On March 11, 2025, Edwards re-signed with the Texans on a two-year, $9.5 million contract. He played in 14 games for the Texans, recording 1.5 sacks and 13 combined tackles. On December 15, head coach DeMeco Ryans announced that Edwards would miss the remainder of the season due to a pectoral tear.

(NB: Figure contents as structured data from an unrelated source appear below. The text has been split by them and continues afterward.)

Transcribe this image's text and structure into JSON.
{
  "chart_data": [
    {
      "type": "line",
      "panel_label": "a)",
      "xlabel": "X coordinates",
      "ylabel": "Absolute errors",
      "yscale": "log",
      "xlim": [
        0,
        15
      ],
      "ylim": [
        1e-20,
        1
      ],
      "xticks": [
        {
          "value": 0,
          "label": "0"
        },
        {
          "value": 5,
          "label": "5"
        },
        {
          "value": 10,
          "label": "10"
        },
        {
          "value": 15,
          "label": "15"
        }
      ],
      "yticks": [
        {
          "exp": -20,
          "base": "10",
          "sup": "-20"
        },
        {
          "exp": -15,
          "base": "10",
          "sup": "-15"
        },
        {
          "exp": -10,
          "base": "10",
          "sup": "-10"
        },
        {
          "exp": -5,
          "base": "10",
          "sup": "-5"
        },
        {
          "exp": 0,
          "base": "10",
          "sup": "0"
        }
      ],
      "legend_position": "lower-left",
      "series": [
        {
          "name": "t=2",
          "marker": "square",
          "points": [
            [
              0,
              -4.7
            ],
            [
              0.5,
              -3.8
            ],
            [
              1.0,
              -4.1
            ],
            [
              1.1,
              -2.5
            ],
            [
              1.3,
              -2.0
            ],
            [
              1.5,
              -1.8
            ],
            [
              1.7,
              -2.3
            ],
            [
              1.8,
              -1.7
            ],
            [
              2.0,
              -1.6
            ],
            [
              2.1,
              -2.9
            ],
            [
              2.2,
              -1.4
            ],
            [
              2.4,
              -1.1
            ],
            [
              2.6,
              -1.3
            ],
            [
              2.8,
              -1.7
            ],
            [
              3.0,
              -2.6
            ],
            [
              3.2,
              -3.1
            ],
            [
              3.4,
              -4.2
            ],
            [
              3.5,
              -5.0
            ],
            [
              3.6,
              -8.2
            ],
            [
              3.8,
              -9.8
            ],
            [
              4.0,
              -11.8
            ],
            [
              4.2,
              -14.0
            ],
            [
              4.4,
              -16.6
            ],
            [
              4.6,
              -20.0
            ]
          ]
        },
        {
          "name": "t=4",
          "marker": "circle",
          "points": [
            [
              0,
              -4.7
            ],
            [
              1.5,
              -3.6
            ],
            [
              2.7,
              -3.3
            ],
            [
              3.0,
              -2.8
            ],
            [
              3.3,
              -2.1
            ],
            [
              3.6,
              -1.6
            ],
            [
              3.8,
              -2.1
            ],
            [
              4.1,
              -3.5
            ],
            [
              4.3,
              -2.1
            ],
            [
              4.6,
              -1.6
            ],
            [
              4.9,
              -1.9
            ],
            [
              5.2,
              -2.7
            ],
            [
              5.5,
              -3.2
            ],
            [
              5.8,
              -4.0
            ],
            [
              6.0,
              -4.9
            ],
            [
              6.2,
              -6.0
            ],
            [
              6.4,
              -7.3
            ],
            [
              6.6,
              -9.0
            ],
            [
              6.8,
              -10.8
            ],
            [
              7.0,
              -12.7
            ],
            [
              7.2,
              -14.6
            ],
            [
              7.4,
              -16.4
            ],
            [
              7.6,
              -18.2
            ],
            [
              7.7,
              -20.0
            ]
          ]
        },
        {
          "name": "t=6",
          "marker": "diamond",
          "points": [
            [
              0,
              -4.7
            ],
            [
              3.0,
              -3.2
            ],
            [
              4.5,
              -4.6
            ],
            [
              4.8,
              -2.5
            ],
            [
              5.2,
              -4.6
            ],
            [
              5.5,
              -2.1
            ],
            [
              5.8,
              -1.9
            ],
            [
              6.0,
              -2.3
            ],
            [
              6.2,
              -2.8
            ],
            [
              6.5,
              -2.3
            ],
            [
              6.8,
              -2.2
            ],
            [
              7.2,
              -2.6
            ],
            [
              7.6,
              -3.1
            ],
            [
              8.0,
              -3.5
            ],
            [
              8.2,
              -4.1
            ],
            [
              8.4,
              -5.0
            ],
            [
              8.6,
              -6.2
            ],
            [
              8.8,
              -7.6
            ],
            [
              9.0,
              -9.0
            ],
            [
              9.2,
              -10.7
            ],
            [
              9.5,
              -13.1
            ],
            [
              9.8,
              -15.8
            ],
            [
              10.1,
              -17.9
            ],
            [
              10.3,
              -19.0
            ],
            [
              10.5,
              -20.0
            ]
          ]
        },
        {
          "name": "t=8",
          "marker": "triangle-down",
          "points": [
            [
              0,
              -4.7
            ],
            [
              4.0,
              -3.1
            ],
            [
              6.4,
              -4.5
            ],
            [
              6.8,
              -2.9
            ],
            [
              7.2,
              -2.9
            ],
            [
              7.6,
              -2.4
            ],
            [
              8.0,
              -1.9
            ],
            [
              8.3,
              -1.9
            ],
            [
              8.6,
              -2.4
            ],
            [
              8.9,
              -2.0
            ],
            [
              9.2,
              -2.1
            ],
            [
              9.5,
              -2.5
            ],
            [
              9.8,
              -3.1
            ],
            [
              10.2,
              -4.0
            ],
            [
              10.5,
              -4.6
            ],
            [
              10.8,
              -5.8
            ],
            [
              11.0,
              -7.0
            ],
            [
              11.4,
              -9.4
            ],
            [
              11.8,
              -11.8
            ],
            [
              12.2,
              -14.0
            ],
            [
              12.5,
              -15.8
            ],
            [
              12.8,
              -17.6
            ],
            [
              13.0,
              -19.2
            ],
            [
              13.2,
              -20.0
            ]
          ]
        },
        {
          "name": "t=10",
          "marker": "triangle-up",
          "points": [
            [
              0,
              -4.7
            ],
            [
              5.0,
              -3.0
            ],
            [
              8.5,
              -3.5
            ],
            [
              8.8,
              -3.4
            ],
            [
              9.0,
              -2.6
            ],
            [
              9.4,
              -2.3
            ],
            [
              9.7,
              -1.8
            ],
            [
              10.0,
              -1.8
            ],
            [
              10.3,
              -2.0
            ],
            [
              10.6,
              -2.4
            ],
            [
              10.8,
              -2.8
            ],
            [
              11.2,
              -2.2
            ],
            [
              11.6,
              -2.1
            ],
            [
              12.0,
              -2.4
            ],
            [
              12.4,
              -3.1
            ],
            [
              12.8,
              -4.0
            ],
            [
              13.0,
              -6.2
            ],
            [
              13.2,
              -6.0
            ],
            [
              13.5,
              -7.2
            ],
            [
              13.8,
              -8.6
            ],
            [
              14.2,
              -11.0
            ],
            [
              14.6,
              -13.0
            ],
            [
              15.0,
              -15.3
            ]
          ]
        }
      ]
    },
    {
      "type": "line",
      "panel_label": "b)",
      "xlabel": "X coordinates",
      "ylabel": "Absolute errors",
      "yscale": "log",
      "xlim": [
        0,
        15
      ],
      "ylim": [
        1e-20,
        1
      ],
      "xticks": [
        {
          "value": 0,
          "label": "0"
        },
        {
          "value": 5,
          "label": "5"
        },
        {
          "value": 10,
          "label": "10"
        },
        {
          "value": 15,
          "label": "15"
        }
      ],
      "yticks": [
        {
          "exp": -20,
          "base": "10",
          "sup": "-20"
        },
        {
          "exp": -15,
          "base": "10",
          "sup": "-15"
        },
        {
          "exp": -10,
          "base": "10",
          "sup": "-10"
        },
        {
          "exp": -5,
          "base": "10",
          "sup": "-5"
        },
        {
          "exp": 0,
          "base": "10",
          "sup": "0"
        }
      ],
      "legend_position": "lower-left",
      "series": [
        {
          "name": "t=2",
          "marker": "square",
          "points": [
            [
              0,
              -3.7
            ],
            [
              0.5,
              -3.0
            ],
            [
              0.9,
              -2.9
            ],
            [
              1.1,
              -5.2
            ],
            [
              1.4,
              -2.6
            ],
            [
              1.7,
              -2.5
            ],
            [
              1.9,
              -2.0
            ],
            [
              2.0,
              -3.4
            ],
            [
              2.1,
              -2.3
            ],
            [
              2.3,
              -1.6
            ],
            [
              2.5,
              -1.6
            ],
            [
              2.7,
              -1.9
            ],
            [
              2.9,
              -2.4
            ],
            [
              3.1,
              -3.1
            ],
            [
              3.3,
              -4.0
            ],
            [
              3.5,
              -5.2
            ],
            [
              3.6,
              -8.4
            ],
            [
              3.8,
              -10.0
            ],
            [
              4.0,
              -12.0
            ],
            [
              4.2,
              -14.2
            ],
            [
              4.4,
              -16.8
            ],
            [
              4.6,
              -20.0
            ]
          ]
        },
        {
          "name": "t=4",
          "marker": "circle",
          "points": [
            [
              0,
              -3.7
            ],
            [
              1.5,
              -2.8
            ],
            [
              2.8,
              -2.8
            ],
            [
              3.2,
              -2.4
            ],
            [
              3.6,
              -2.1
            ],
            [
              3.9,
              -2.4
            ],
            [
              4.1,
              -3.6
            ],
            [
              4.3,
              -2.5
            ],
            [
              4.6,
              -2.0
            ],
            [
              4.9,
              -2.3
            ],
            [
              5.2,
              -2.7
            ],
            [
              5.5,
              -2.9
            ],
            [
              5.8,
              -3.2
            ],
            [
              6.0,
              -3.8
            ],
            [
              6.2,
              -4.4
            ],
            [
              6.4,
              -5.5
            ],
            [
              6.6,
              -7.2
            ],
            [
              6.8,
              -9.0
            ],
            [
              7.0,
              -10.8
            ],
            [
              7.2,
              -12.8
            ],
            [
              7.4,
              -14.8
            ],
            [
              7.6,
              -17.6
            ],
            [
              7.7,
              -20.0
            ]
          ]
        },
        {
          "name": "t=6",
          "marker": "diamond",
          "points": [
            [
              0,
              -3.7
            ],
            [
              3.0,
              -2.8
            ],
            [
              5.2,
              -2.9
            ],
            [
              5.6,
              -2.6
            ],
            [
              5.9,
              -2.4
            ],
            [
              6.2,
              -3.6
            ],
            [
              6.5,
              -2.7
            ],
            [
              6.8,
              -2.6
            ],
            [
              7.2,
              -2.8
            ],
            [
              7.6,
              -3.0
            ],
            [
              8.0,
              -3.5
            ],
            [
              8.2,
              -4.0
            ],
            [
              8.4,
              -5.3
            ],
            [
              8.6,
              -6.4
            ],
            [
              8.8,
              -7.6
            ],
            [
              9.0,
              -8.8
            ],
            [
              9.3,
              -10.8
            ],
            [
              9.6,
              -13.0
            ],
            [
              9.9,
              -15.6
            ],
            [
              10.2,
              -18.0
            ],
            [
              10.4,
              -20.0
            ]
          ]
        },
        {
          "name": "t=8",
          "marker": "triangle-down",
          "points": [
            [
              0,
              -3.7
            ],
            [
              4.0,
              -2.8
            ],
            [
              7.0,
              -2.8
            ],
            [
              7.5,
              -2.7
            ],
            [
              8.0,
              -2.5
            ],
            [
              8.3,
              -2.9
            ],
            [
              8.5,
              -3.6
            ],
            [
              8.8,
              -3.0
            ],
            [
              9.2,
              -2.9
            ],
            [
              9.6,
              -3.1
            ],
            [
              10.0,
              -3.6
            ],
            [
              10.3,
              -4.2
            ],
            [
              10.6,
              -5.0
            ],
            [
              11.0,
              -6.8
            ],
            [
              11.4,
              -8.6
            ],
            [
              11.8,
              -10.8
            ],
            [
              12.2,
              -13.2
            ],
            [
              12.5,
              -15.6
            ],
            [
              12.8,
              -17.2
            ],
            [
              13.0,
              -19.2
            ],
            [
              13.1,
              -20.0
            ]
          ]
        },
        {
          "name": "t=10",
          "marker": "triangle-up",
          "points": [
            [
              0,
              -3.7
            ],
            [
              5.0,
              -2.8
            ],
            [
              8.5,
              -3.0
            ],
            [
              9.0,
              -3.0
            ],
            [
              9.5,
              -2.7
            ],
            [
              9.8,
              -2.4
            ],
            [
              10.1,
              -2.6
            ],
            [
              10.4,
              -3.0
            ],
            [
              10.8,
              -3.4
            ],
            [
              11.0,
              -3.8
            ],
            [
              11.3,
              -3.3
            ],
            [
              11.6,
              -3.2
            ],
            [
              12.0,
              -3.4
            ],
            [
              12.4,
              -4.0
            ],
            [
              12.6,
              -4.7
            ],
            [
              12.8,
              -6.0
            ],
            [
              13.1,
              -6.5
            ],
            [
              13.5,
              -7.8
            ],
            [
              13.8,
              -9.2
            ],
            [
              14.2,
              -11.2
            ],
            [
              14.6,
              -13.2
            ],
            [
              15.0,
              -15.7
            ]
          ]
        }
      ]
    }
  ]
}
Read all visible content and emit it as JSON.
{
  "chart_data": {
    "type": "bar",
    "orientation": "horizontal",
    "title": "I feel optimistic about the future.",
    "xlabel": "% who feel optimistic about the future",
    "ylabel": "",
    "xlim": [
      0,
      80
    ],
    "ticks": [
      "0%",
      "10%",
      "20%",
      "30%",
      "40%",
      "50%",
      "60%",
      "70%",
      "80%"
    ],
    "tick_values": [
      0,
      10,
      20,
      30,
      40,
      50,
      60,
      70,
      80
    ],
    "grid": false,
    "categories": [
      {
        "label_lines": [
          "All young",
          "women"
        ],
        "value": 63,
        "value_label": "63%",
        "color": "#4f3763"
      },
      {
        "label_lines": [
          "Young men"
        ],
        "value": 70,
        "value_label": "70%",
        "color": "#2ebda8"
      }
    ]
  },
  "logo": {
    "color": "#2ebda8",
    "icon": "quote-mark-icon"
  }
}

On March 11, 2026, Edwards was released by the Texans following a failed physical. Edwards re-signed with the Texans on August 2.

==NFL career statistics==

Legend
| Bold | Career high |

===Regular season===

Year: Team; Games; Tackles; Interceptions; Fumbles
GP: GS; Cmb; Solo; Ast; Sck; TFL; Int; Yds; TD; Lng; PD; FF; FR; Yds; TD
2015: OAK; 14; 10; 42; 33; 9; 2.0; 3; 0; 0; 0; 0; 2; 1; 0; 0; 0
2016: OAK; 2; 0; 2; 1; 1; 0.0; 0; 0; 0; 0; 0; 0; 0; 0; 0; 0
2017: OAK; 14; 14; 27; 19; 8; 3.5; 4; 0; 0; 0; 0; 0; 0; 0; 0; 0
2018: NYG; 15; 0; 14; 12; 2; 2.0; 3; 0; 0; 0; 0; 0; 1; 0; 0; 0
2019: NOR; 14; 0; 8; 6; 2; 3.0; 2; 0; 0; 0; 0; 0; 1; 0; 0; 0
2020: CHI; 15; 0; 17; 11; 6; 4.0; 6; 0; 0; 0; 0; 1; 0; 0; 0; 0
2021: CHI; 12; 1; 8; 2; 6; 2.0; 1; 0; 0; 0; 0; 1; 0; 0; 0; 0
2022: TEN; 13; 7; 17; 11; 6; 3.0; 4; 0; 0; 0; 0; 1; 0; 0; 0; 0
2023: SEA; 15; 1; 21; 15; 6; 2.0; 5; 0; 0; 0; 0; 1; 1; 0; 0; 0
2024: HOU; 13; 12; 31; 12; 19; 3.0; 3; 0; 0; 0; 0; 2; 0; 2; 0; 0
2025: HOU; 14; 0; 13; 6; 7; 1.5; 2; 0; 0; 0; 0; 0; 0; 0; 0; 0
2026: HOU; 2; 0; 5; 0; 5; 1.0; 0; 0; 0; 0; 0; 0; 0; 0; 0; 0
Total: 143; 45; 205; 128; 77; 27.0; 33; 0; 0; 0; 0; 8; 6; 2; 0; 0

===Playoffs===

Year: Team; Games; Tackles; Interceptions; Fumbles
GP: GS; Cmb; Solo; Ast; Sck; TFL; Int; Yds; TD; Lng; PD; FF; FR; Yds; TD
2016: OAK; 1; 1; 3; 3; 0; 0.0; 0; 0; 0; 0; 0; 0; 0; 0; 0; 0
2019: NOR; 1; 0; 2; 1; 1; 0.0; 1; 0; 0; 0; 0; 0; 0; 0; 0; 0
2020: CHI; 1; 0; 4; 4; 0; 0.0; 2; 0; 0; 0; 0; 0; 0; 0; 0; 0
2024: HOU; 1; 0; 2; 1; 1; 1.5; 0; 0; 0; 0; 0; 0; 0; 0; 0; 0
Total: 4; 1; 11; 9; 2; 1.5; 3; 0; 0; 0; 0; 0; 0; 0; 0; 0

==Personal life==
Edwards was born while his father, Mario Edwards Sr., was still in high school. While the elder Edwards played college football at Florida State, the younger stayed in Mississippi with his grandmother, Ruth Chambers, and Mario Sr.'s sister and two brothers. After Edwards Sr. was drafted by the Dallas Cowboys in 2000, the family moved to the northern Dallas area.